Once the point of origin of a suspicious fire is located, an investigator searches for an "accelerant" which is a flammable liquid that may have been used to increase the speed at which the fire spreads. Most arson fires are set using some type of flammable substance to ensure that the fire spreads quickly and does significant damage. Even with the resulting fire, it is rare that the accelerant is completely consumed and can often be found in porous surfaces such as floorboards or plaster. A highly sensitive portable vapor detector can be used to help identify whether accelerants are present in the fire debris. Samples can be collected and taken to the laboratory for positive identification and analysis.

How does chemistry figure into the investigation process?

The most common accelerants are petroleum products like gasoline and kerosene. These liquids are made up of hundreds of different volatile chemicals and will have a unique chemical signature when analyzed. For instance, a sample of gasoline will have a specific chemical composition because the type and relative number of chemical compounds will be different than another type of liquid like kerosene. Thus, chemical analysis is key to determining what accelerant was used.

How do investigators link what they find to a suspect?

Using chemical analysis, one can determine if a fire was caused by arson. For example, if a fire originated in a bedroom and significant amounts of gasoline were found in the debris located there, this would be a logical clue that the fire may have been set on purpose. Furthermore, the chemical signature of the accelerant can be used to link a possible suspect to the crime. If a person is in possession of a flammable substance that exactly matches that found in the fire debris, this would be good circumstantial evidence to prove that the person may be involved with the fire. However, the police would need to find such a person and locate the necessary evidence to be tested.

Are there problems or limitations with current arson investigation techniques?

At the current time it is nearly impossible to determine the exact brand of flammable accelerant through chemical analysis. This is due to the fluctuations in production by the automobile gasoline suppliers. In addition, the heat of the fire may cause the accelerant residue to be changed somewhat due to evaporation of certain chemicals. Finally, the analysis cannot locate the person that may have set the fire if there are no suspects. Such analysis can link someone to a fire only if a person has been identified and a subsequent search has discovered materials that were used to set the fire. For all these reasons the forensic evidence may not be enough to lead to a conviction.

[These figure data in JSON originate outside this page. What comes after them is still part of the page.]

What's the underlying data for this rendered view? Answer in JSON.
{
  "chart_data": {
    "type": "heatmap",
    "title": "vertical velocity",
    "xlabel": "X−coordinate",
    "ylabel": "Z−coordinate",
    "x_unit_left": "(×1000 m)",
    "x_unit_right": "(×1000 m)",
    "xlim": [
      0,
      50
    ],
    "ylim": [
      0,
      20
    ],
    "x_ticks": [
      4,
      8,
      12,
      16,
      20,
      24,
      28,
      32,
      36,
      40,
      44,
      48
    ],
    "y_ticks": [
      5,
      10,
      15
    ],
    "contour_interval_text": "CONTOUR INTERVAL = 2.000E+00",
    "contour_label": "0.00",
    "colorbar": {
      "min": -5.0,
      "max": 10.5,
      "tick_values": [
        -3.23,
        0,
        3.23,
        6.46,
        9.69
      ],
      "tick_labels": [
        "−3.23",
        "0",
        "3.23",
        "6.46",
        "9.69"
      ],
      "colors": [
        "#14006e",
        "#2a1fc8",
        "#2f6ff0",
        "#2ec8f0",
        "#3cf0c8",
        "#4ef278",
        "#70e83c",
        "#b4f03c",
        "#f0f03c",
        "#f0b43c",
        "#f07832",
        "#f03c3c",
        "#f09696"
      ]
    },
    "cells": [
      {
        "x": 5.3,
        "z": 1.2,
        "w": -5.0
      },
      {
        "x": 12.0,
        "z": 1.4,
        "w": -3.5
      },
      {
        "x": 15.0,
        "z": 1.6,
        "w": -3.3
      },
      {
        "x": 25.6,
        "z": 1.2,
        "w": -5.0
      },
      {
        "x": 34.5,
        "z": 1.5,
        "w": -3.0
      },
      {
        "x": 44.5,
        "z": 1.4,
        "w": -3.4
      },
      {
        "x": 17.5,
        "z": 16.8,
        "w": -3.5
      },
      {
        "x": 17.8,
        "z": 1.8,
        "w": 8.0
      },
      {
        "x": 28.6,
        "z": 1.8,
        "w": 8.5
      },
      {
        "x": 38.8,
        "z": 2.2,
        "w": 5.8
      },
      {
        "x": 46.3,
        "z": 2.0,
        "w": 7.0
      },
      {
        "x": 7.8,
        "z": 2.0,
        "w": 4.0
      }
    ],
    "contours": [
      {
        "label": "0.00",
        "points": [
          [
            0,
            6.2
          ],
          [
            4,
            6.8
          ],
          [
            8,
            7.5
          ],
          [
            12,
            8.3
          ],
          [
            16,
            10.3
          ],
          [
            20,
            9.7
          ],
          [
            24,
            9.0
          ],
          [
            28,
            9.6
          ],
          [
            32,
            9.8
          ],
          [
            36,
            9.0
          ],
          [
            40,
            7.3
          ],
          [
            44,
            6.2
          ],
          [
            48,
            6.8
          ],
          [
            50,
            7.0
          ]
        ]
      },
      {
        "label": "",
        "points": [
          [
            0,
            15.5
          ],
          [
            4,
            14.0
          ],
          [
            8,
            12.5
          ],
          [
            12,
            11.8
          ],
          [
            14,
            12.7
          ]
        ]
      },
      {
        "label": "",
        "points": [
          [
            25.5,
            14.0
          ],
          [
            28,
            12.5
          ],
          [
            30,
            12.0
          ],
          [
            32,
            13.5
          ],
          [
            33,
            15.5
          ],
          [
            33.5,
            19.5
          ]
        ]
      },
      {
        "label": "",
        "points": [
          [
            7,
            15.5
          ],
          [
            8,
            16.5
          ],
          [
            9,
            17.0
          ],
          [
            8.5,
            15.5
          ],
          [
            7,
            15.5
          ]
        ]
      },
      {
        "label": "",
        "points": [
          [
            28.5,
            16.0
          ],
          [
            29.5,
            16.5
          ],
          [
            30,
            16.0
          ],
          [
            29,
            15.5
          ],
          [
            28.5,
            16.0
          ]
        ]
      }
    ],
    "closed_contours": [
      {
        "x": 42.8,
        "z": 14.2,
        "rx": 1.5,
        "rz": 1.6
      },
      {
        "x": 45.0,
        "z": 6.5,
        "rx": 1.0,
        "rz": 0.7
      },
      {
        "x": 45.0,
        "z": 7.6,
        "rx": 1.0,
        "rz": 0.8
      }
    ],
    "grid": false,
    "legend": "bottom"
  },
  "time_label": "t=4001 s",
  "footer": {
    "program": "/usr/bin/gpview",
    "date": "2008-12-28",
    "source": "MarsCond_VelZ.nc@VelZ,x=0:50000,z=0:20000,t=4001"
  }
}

How is forensic evidence in an arson case viewed by the courts?

There are two types of evidence: direct and circumstantial. Direct evidence is defined as eyewitness testimony. Forensic evidence, such as the chemical analysis of fire debris, is considered circumstantial. Before it can be considered by the court, a scientific procedure must be deemed reproducible and accurate. In the United States, most of the decision- making power regarding whether scientific evidence is admissible is held by the court judge presiding over the case. Most testimony involving this type of forensic evidence is given by expert witnesses, such as scientists working in the laboratory where the analysis was performed. In most cases the forensic evidence can be quite convincing if presented to the jury in a clear manner. Forensic evidence is becoming more important and widespread as the scientific techniques used to analyze samples become better and easier to use.

How are College of Wooster students learning to use forensic science techniques?

Chemistry students at The College of Wooster learn to use the sophisticated instrumentation necessary to carry out arson investigations and other types of forensic chemical analysis. Students in my class actually perform an investigation into a fictitious murder using chemical analysis. This gives them a chance to practice the skills they learned in the classroom and the lab in a "real-life" situation. Students not only learn about what is currently done, but help develop new forensic methods in their research projects. Last summer, for example, a Wooster student investigated a new method of detecting accelerants from fire debris. These findings will be published nationwide.